Feet pounded all around them, all running at top speed toward the hole in the wall. They were surrounded! Amazingly, nobody tried to stop Laney. But he saw someone jerk to a stop, then go pelting after her.
And nobody tried to stop Matt. He was invisible enough, but he'd lost Laney. Without him, she had nothing but the gun ... and he didn't know how to reach Polly. He stood there, lost.
Frowning, Harry Kane inspected hands which didn't match. He'd seen transplantees before, but never such a patchwork man as Millard Parlette.
Lydia said, "It isn't artificial, is it?"
"No. But it's not a normal transplant job either."
"He should be coming around."
"I am," said Millard Parlette.
Harry started. "You can talk?",
"Yes." Parlette had a voice like a squeaky door, altered by a would-be musical crew lilt, slurred by the effects of a sonic stunner. He spoke slowly, consciously enunciating. "May I have a glass of water?"
"Lydia, get him some water."
"Here." The stocky virago supported the old man's head with her arm and fed him the water in small sips.
Harry studied the man. They'd propped him against a wall in the vestibule. He hadn't moved since then and probably couldn't, but the muscles of his face, which had been slack and rubbery, now reflected a personality.

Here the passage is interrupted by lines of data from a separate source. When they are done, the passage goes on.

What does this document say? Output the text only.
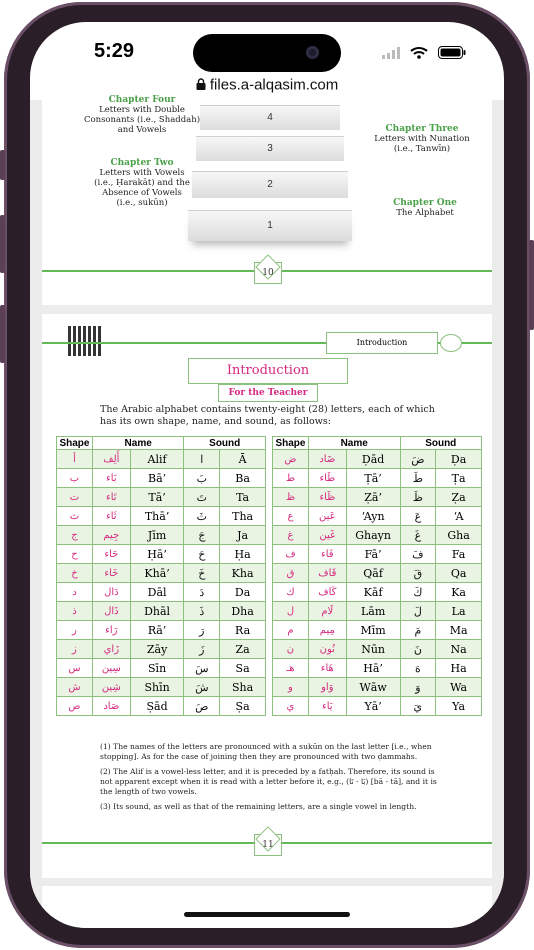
5:29
files.a-alqasim.com
Chapter Four
Letters with Double
Consonants (i.e., Shaddah)
and Vowels
4
3
2
1
Chapter Three
Letters with Nunation
(i.e., Tanwīn)
Chapter Two
Letters with Vowels
(i.e., Ḥarakāt) and the
Absence of Vowels
(i.e., sukūn)	Chapter One
The Alphabet
10
Introduction
Introduction
For the Teacher
The Arabic alphabet contains twenty-eight (28) letters, each of which has its own shape, name, and sound, as follows:
Shape	Name		Sound	
أ	أَلِف	Alif	ا	Ā
ب	بَاء	Bā’	بَ	Ba
ت	تَاء	Tā’	تَ	Ta
ث	ثَاء	Thā’	ثَ	Tha
ج	جِيم	Jīm	جَ	Ja
ح	حَاء	Ḥā’	حَ	Ḥa
خ	خَاء	Khā’	خَ	Kha
د	دَال	Dāl	دَ	Da
ذ	ذَال	Dhāl	ذَ	Dha
ر	رَاء	Rā’	رَ	Ra
ز	زَاي	Zāy	زَ	Za
س	سِين	Sīn	سَ	Sa
ش	شِين	Shīn	شَ	Sha
ص	صَاد	Ṣād	صَ	Ṣa
Shape	Name		Sound	
ض	ضَاد	Ḍād	ضَ	Ḍa
ط	طَاء	Ṭā’	طَ	Ṭa
ظ	ظَاء	Ẓā’	ظَ	Ẓa
ع	عَين	‘Ayn	عَ	‘A
غ	غَين	Ghayn	غَ	Gha
ف	فَاء	Fā’	فَ	Fa
ق	قَاف	Qāf	قَ	Qa
ك	كَاف	Kāf	كَ	Ka
ل	لَام	Lām	لَ	La
م	مِيم	Mīm	مَ	Ma
ن	نُون	Nūn	نَ	Na
هـ	هَاء	Hā’	هَ	Ha
و	وَاو	Wāw	وَ	Wa
ي	يَاء	Yā’	يَ	Ya
(1) The names of the letters are pronounced with a sukūn on the last letter [i.e., when stopping]. As for the case of joining then they are pronounced with two ḍammahs.
(2) The Alif is a vowel-less letter, and it is preceded by a fatḥah. Therefore, its sound is not apparent except when it is read with a letter before it, e.g., (بَا - تَا) [bā - tā], and it is the length of two vowels.
(3) Its sound, as well as that of the remaining letters, are a single vowel in length.
11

"Thank you," he said, in a stronger voice. "You shouldn't have shot me, you know."
"You have things to tell us, Mr. Parlette."
"You're Harry Kane. Yes, I have things to tell you. And then I'll want to make a deal of sorts with you."
"I'm open to deals. What kind?"
"You'll understand when I finish. May I start with the recent ramrobot package? This will be somewhat technical."
"Lydia, get Jay." Lydia Hancock quietly withdrew.
"I'll want him to hear anything technical. Jay is our genius."
"Jayhawk Hood? Is he here too?"
"You seem to know a good deal about us."
"I do. I've been studying the Sons of Earth for longer than you've been alive. Jayhawk Hood has a fine mind. By all means, let us wait for him."
"You've been studying us, have you? Why?"
"I'll try to make that clear to you, Kane. It will take time. -Has the situation on Mount Lookitthat ever struck you as artificial, fragile?"
"Phut. If you'd been trying to change it as long as I have, you wouldn't think so."
"Seriously, Kane. Our society depends entirely on its technology. Change the technology, and you change the society. Most especially you change the ethics."
"That's ridiculous. Ethics are ethics."
The old man's hand twitched. "Let me speak, Kane."
Harry Kane was silent.
"Consider the cotton gin," said Millard Parlette. "That invention made it economically feasible to grow cotton in quantity in the southern United States, but not in the northern states. It brought slaves in great numbers to one section of that nation while slavery died out in another. The result was a problem in racial tolerance which lasted for centuries.
"Consider feudal armor. The ethics of chivalry were based on the fact that armor was a total defense against anything which wasn't similarly armored. The clothyard arrow, and later gunpowder, ended chivalry and made a new ethic necessary.
"Consider war as a tool of diplomacy." Millard Parlette stopped to gasp for breath. After a moment he went on. "It was, you know. Then came poison gas, and fission bombs, and fission-fusion bombs, and a possible fissionfusion-radiocobalt bomb. Each invention made war less and less useful for imposing one's will, more and more randomly destructive, until nationalism itself became too dangerous to be tolerated, and the United Nations on Earth became more powerful than any possible minority alliance of nations.